Deans' stroke musings

Changing stroke rehab and research worldwide now.Time is Brain!Just think of all the trillions and trillions of neurons that DIE each day because there are NO effective hyperacute therapies besides tPA(only 12% effective). I have 493 posts on hyperacute therapy, enough for researchers to spend decades proving them out. These are my personal ideas and blog on stroke rehabilitation and stroke research. Do not attempt any of these without checking with your medical provider. Unless you join me in agitating, when you need these therapies they won't be there.

What this blog is for:

Shortly after getting out of the hospital and getting NO information on the process or protocols of stroke rehabilitation and recovery I started searching on the internet and found that no other survivor received useful information. This is an attempt to cover all stroke rehabilitation information that should be readily available to survivors so they can talk with informed knowledge to their medical staff. It's quite disgusting that this information is not available from every stroke association and doctors group.
My back ground story is here:http://oc1dean.blogspot.com/2010/11/my-background-story_8.html

Saturday, July 22, 2017

The efficacy of interactive, motion capture-based rehabilitation on functional outcomes in an inpatient stroke population: a randomized controlled trial

Cherry picking patients once again. A great stroke association president would ream these researchers out for leaving stroke survivors behind. All survivors deserve 100% recovery. Get them there you lazy fucking idiots.
http://www.sciencedirect.com/science/article/pii/S0969996111003524
First Published July 19, 2017 Research Article



To compare the efficacy of novel interactive, motion capture-rehabilitation software to usual care stroke rehabilitation on physical function.

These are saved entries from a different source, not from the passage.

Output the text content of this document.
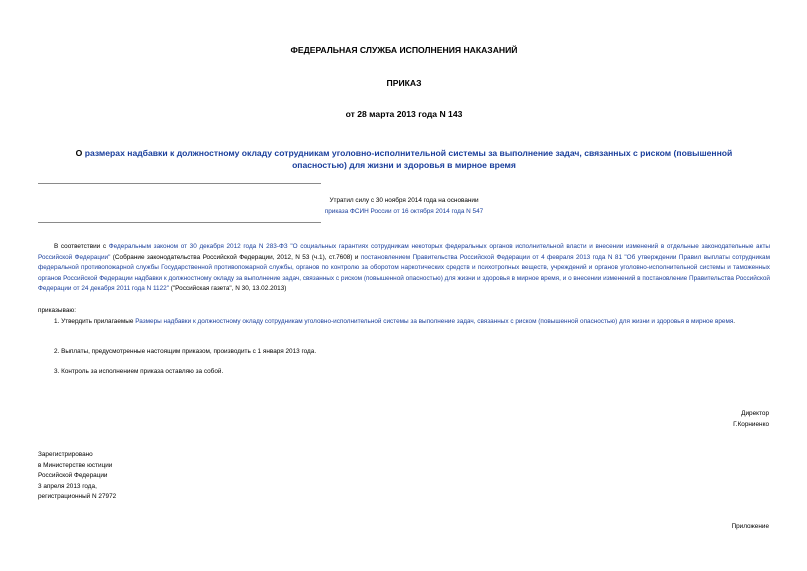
ФЕДЕРАЛЬНАЯ СЛУЖБА ИСПОЛНЕНИЯ НАКАЗАНИЙ
ПРИКАЗ
от 28 марта 2013 года N 143
О размерах надбавки к должностному окладу сотрудникам уголовно-исполнительной системы за выполнение задач, связанных с риском (повышенной
опасностью) для жизни и здоровья в мирное время
Утратил силу с 30 ноября 2014 года на основании
приказа ФСИН России от 16 октября 2014 года N 547
В соответствии с Федеральным законом от 30 декабря 2012 года N 283-ФЗ "О социальных гарантиях сотрудникам некоторых федеральных органов исполнительной власти и внесении изменений в отдельные законодательные акты Российской Федерации" (Собрание законодательства Российской Федерации, 2012, N 53 (ч.1), ст.7608) и постановлением Правительства Российской Федерации от 4 февраля 2013 года N 81 "Об утверждении Правил выплаты сотрудникам федеральной противопожарной службы Государственной противопожарной службы, органов по контролю за оборотом наркотических средств и психотропных веществ, учреждений и органов уголовно-исполнительной системы и таможенных органов Российской Федерации надбавки к должностному окладу за выполнение задач, связанных с риском (повышенной опасностью) для жизни и здоровья в мирное время, и о внесении изменений в постановление Правительства Российской Федерации от 24 декабря 2011 года N 1122" ("Российская газета", N 30, 13.02.2013)
приказываю:
1. Утвердить прилагаемые Размеры надбавки к должностному окладу сотрудникам уголовно-исполнительной системы за выполнение задач, связанных с риском (повышенной опасностью) для жизни и здоровья в мирное время.
2. Выплаты, предусмотренные настоящим приказом, производить с 1 января 2013 года.
3. Контроль за исполнением приказа оставляю за собой.
Директор
Г.Корниенко
Зарегистрировано
в Министерстве юстиции
Российской Федерации
3 апреля 2013 года,
регистрационный N 27972
Приложение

Randomized controlled clinical trial.

Two subacute hospital rehabilitation units in Australia.

In all, 73 people less than six months after stroke with reduced mobility and clinician determined capacity to improve.

Both groups received functional retraining and individualized programs for up to an hour, on weekdays for 8–40 sessions (dose matched). For the intervention group, this individualized program used motivating virtual reality rehabilitation and novel gesture controlled interactive motion capture software. For usual care, the individualized program was delivered in a group class on one unit and by rehabilitation assistant 1:1 on the other.

Primary outcome was standing balance (functional reach). Secondary outcomes were lateral reach, step test, sitting balance, arm function, and walking.

Participants (mean 22 days post-stroke) attended mean 14 sessions. Both groups improved (mean (95% confidence interval)) on primary outcome functional reach (usual care 3.3 (0.6 to 5.9), intervention 4.1 (−3.0 to 5.0) cm) with no difference between groups (P = 0.69) on this or any secondary measures. No differences between the rehabilitation units were seen except in lateral reach (less affected side) (P = 0.04). No adverse events were recorded during therapy.

Interactive, motion capture rehabilitation for inpatients post stroke produced functional improvements that were similar to those achieved by usual care stroke rehabilitation, safely delivered by either a physical therapist or a rehabilitation assistant.